A PR practitioner is sometimes seen as a negative practice. It is sometimes known as a spin doctor or a flack. The PR practitioner would most likely follow the situational value orientation, because it works on the basis to make decisions that will cause the least harm or the most good. This can be seen in the movie “Wag the Dog” when the campaign team does whatever it takes to help the image of the current president in the days before he runs for reelection.

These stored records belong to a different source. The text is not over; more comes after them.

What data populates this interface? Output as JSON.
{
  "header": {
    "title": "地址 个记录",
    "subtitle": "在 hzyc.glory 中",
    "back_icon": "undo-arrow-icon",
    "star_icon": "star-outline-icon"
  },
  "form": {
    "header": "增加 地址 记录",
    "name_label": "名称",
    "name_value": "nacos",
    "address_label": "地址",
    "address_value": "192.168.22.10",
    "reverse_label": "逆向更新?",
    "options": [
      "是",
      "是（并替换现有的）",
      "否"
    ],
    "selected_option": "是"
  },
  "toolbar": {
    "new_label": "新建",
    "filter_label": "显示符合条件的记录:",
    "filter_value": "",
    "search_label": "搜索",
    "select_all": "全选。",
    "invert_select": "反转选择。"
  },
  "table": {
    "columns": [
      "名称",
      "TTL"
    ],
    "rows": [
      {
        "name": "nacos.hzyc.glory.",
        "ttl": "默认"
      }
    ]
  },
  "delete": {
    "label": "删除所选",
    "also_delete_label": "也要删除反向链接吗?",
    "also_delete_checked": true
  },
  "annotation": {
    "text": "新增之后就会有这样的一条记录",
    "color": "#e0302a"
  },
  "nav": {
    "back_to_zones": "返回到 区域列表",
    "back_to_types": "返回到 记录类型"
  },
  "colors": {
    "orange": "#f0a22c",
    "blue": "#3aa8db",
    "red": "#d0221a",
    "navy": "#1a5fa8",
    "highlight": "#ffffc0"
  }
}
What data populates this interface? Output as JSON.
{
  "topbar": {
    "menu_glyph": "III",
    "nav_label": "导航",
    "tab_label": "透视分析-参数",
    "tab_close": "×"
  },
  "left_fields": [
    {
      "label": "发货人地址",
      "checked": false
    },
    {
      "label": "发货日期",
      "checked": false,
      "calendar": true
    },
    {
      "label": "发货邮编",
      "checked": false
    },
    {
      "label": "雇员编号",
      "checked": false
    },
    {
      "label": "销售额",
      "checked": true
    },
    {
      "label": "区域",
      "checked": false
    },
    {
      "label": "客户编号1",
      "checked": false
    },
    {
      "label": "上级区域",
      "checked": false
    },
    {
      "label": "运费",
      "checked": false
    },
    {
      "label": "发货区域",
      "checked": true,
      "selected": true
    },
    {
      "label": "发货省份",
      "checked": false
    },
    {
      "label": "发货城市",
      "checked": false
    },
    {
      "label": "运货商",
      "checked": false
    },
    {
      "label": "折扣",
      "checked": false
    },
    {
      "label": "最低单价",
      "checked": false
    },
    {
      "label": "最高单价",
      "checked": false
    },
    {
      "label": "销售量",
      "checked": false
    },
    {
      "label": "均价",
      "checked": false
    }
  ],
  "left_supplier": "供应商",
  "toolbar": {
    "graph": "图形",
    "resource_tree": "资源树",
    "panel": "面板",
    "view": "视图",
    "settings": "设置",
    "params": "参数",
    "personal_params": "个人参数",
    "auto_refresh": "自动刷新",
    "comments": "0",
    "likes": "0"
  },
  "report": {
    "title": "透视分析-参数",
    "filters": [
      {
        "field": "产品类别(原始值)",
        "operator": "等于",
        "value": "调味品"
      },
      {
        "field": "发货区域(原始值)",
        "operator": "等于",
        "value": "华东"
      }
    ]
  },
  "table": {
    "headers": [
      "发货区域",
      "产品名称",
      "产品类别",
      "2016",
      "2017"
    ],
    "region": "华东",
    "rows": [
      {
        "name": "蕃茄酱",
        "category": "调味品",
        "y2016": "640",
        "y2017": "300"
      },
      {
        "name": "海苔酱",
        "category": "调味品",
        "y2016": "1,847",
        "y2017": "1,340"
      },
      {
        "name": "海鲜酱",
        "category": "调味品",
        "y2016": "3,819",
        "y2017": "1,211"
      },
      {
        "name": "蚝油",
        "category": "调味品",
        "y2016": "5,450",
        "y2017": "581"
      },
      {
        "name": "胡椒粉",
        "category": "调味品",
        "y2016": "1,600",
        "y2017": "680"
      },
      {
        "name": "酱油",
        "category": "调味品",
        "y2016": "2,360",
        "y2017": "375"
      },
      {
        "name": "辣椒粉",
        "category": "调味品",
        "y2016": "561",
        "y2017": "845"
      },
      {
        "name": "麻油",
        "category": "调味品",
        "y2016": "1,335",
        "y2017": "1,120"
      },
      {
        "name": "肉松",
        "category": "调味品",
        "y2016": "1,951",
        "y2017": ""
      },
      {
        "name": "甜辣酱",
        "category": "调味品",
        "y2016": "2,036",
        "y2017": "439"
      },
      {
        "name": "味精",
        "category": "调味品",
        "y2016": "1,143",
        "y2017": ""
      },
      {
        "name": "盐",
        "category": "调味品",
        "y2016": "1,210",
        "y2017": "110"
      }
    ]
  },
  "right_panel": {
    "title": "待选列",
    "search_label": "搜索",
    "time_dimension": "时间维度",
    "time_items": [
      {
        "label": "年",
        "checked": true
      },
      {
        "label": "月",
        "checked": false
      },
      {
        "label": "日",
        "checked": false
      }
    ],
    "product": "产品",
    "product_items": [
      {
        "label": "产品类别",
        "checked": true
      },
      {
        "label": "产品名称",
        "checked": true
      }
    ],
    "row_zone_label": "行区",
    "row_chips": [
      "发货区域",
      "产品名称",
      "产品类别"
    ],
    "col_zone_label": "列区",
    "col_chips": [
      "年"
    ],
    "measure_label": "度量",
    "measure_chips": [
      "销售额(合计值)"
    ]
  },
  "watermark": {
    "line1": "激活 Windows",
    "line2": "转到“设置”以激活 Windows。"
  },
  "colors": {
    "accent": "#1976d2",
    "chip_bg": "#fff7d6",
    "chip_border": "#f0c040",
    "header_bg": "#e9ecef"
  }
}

A PR practitioner can act unethically in many ways, according to the PRSA’s code of ethics. A PR practitioner does not act as a responsible advocate to their clients or employers as well as they don’t always use honesty and trustworthy standards or practices. The loyalty is also faltered, because although they might be able to provide a loyal service to their clients, they don’t always honor an obligation to serve the public interest.
The phrase wag the dog applies to the practice of spinning in order to achieve a goal. In the movie of the same title, Robert De Niro plays a “spin doctor” PR represenative based out of Washington DC whose job is to lie, cheat, and do possibly anything and everything possible to make sure that the image of his client, in this case the encumbent of the presidency, remains as clean and positive as possible. De Niro hires a big time hollywood producer to stage and “produce” a fake war with Albania in order to take focus away from a presidential sex scandal, in an effort to buy and stall time before election day.
I believe that “Wag the Dog” paints a negative picture of the PR field because it buys into many negative stereotypes that surround the business. The most significant of these are that PR reps will do whatever it takes to get there way and protect and or publicize their client, whether it be ethical or against all ethical standards.